A casa, chamada Villa Vals, fica encaixada na colina e tem sua fachada arredondada cortada negativamente na encosta, ou seja, sem volume "sobre" a terra.
Do pátio voltado para a cidade, é possível observar algumas colinas e um bosque com o conforto trazido pelo som de uma fonte de água potável, descoberta quando das escavações e posteriormente canalizada. Também, ali, no verão, banhos quentes e aconchegantes são a pedida em uma banheira assinada pelo designer holandês Floris Schoonderbeek.
Porém, a estrutura do pátio e o lazer que oferece estariam ameaçados pelas nevascas da região se não houvesse uma espécie de gradil de proteção. A artimanha que cerca toda a borda superior da fachada, revestida por quartzitos, tem a função de conter grandes volumes de neve, deixando o ambiente livre de pequenas avalanches.
Entre, e fique à vontade
Entrar na Villa Vals é uma aventura e um conforto. O acesso fica em um antigo celeiro distante 22 m da casa em si. O local, que durante a temporada de esqui serve como depósito, é ligado à Villa por um corredor subterrâneo construído em concreto. A passagem, todavia, recebe generosas porções de luz do sol via aberturas em sua porção superior.

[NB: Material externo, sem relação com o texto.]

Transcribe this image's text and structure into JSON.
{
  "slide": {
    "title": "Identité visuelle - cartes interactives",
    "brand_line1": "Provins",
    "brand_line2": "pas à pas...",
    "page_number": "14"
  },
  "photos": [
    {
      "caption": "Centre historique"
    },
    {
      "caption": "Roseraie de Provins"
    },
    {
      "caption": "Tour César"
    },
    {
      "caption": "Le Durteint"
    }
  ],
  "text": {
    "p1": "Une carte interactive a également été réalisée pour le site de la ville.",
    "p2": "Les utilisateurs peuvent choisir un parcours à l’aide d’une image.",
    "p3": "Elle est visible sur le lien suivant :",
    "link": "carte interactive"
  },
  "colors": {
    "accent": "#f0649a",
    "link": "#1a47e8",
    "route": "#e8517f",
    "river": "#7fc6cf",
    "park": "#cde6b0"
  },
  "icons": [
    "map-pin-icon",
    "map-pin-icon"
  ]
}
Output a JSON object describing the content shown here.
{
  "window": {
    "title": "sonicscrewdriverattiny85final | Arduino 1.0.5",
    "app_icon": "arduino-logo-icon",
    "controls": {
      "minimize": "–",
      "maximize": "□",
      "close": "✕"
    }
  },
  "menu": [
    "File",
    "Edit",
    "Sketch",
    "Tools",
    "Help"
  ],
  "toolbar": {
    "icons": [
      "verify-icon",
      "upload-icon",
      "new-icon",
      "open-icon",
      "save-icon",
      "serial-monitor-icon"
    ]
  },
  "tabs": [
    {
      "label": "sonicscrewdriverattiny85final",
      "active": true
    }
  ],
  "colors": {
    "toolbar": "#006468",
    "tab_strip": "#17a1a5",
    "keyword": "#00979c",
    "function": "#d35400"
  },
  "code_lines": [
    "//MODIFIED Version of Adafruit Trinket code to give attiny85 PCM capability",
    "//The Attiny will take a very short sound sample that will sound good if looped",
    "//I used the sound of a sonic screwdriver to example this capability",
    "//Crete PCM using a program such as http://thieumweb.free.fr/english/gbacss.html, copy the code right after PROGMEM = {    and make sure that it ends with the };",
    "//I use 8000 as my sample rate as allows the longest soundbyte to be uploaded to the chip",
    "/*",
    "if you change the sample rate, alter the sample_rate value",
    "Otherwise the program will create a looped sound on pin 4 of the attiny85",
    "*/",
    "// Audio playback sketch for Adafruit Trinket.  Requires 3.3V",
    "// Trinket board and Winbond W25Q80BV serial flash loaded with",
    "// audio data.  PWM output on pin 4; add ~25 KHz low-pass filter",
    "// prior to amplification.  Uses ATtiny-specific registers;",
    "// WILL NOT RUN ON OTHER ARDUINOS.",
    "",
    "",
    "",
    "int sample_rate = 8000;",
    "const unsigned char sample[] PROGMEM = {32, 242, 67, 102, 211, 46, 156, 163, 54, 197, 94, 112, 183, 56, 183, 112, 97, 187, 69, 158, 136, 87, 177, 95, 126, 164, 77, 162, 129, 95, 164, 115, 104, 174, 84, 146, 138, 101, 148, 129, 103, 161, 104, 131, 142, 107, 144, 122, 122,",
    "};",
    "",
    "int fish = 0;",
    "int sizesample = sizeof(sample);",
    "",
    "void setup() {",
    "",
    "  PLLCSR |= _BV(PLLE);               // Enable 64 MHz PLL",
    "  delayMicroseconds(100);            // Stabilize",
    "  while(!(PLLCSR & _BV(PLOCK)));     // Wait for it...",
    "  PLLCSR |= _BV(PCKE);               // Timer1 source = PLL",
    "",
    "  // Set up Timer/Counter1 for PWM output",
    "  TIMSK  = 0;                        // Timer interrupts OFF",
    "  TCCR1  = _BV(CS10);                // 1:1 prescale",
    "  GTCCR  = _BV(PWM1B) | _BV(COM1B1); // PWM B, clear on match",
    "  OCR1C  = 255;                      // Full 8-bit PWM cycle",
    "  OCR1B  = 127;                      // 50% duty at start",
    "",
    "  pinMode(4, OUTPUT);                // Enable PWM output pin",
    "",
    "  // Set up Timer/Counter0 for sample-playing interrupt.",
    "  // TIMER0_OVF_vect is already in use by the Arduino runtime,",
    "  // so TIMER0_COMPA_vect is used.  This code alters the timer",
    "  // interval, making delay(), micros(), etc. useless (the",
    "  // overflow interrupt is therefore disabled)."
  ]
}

A projeção axonométrica evidencia o corredor subterrâneo, todo executado em concreto, que liga o celeiro à casa escavada na montanha. O acesso à casa é feito pelo celeiro, cruzando o corredor iluminado por aberturas feitas em sua cabertura
O corredor está ligado a uma sala de estar cuja entrada é marcada por lance de degraus composto por pedras regionais empilhadas. O espaço é totalmente integrado à cozinha e à sala de jantar da casa, que ocupam a área central deste "piso térreo". Na outra ponta fica um dos quatro quartos. Este, aliás, é o que mais chama a atenção por parte de seu mobiliário ser estruturado em papelão corrugado.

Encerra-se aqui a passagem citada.